After lunch we went down to the water. I snapped some pics with my cell of the kids looking for shells. In a few, which are viewable on my facebook and my Space, you can see the ominous clouds (of which, we were cheerfully oblivious to) as we played in the sun. The sun shone down on us. The sand was hot under our feet. The water was warm as bathwater. The wind was blowing and the lake looked so pretty.

We went up to the playground and the kids were on the merry-go-round when the screams started. My youngest started yelling, "Tornado!" I thought to myself, I cannot believe every adult in this place is listening to my seven year old and panicking.

And then finally I looked where he was pointing frantically.

Okay. Yeah. Sure. That sure was a tornado. I had never seen one that close before. Not just appearing right in broad daylight out of nowhere. I mean you get some warning. High winds. Rain. It doesn't just come out of nowhere on a sunny day.

But there it was spinning like a graceful angel coming down from the sky. For about a minute (which is quite awhile with a tornado bearing down on you) I stared at it stupidly. Then I grabbed Ami's arm and I believe I said something like 'tornado.' I really don't remember. I then remember thinking, "No one is going to believe us unless I take a picture. They are going to think we dramatized this whole thing."

So, instead of running, like all of the rest of the (I must say, far smarter parents, Ami included, who was trying to gather children, mine included) parents and children, I pulled out my cell phone and began snapping pictures of the tornado. I quickly also identified that as it was over the lake, it was not a tornado. It was going to be a waterspout. If it made land it would be a tornado. So long as it stayed water bound it would stay waterspout.

I snapped and tried zoom and all the while yelled at my kids, "Run!"

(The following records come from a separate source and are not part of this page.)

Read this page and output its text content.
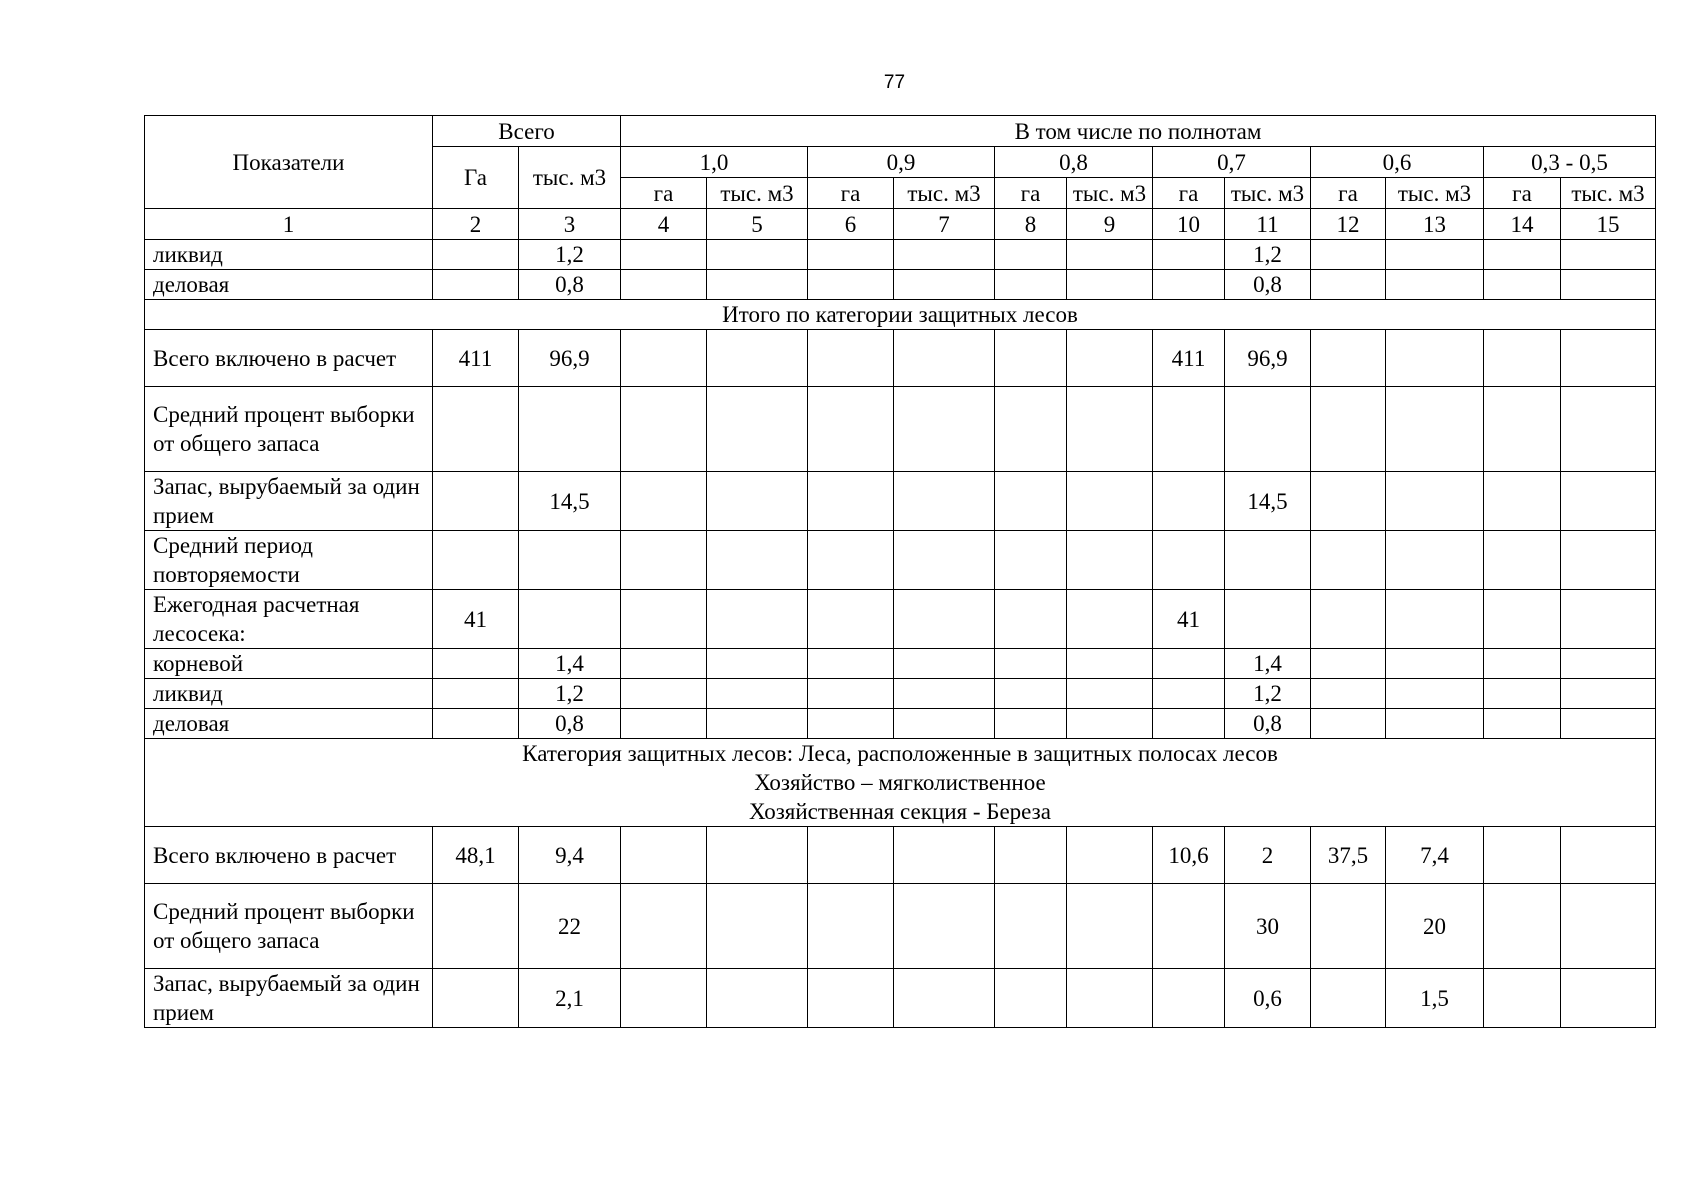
77
Показатели	Всего		В том числе по полнотам											
	Га	тыс. м3	1,0		0,9		0,8		0,7		0,6		0,3 - 0,5	
			га	тыс. м3	га	тыс. м3	га	тыс. м3	га	тыс. м3	га	тыс. м3	га	тыс. м3
1	2	3	4	5	6	7	8	9	10	11	12	13	14	15
ликвид		1,2								1,2				
деловая		0,8								0,8				

Итого по категории защитных лесов														

Всего включено в расчет	411	96,9							411	96,9				
Средний процент выборки от общего запаса														
Запас, вырубаемый за один прием		14,5								14,5				
Средний период повторяемости														
Ежегодная расчетная лесосека:	41								41					
корневой		1,4								1,4				
ликвид		1,2								1,2				
деловая		0,8								0,8				

Категория защитных лесов: Леса, расположенные в защитных полосах лесов
Хозяйство – мягколиственное
Хозяйственная секция - Береза														

Всего включено в расчет	48,1	9,4							10,6	2	37,5	7,4		
Средний процент выборки от общего запаса		22								30		20		
Запас, вырубаемый за один прием		2,1								0,6		1,5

The flaw with this is the same flaw that my kids have every darn time something like this happens. They don't listen. Somehow if their mom thinks things are safe enough to take pictures, then well, why run? Finally I spun and realized they would not go so long as I stood and took pictures and by risking me, I was risking them.

Also, when it hit water, it grew. Like a lot. It hit water and sucked up water. It went from gentle spiral of air and cloud to monster of water. It now was huge. And then it moved faster. It moved faster for shore. And there I was. On the shore.

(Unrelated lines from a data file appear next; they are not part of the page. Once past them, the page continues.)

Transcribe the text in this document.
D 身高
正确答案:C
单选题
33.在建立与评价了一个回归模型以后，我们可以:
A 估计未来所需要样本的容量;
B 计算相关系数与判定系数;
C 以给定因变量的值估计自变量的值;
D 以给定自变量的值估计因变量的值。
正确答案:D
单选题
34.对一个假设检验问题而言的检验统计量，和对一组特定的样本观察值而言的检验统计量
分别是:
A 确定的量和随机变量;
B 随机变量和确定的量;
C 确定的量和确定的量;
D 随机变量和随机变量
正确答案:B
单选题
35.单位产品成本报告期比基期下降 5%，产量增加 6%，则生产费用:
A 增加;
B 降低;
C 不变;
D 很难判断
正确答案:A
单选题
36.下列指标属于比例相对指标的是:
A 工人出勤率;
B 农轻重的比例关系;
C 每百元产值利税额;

I decided I needed to get the hell away from the shore and inland fast.

I ran as fast as a big girl can beat feet for my car. I ran and the kids ran and we made it to the car.

About a block or so away it either hit land and lost speed or just lost power... I really don't know which. I just saw it spiral off into the clouds again... We circled back and went to get Hannah's shoes (abandoned by the merry-go-round when we all ran for cars because we couldn't find them and I was taking pictures).

But again, nothing ever is JUST a picnic for me. Sometimes it is a picnic and a waterspout. But never JUST a picnic.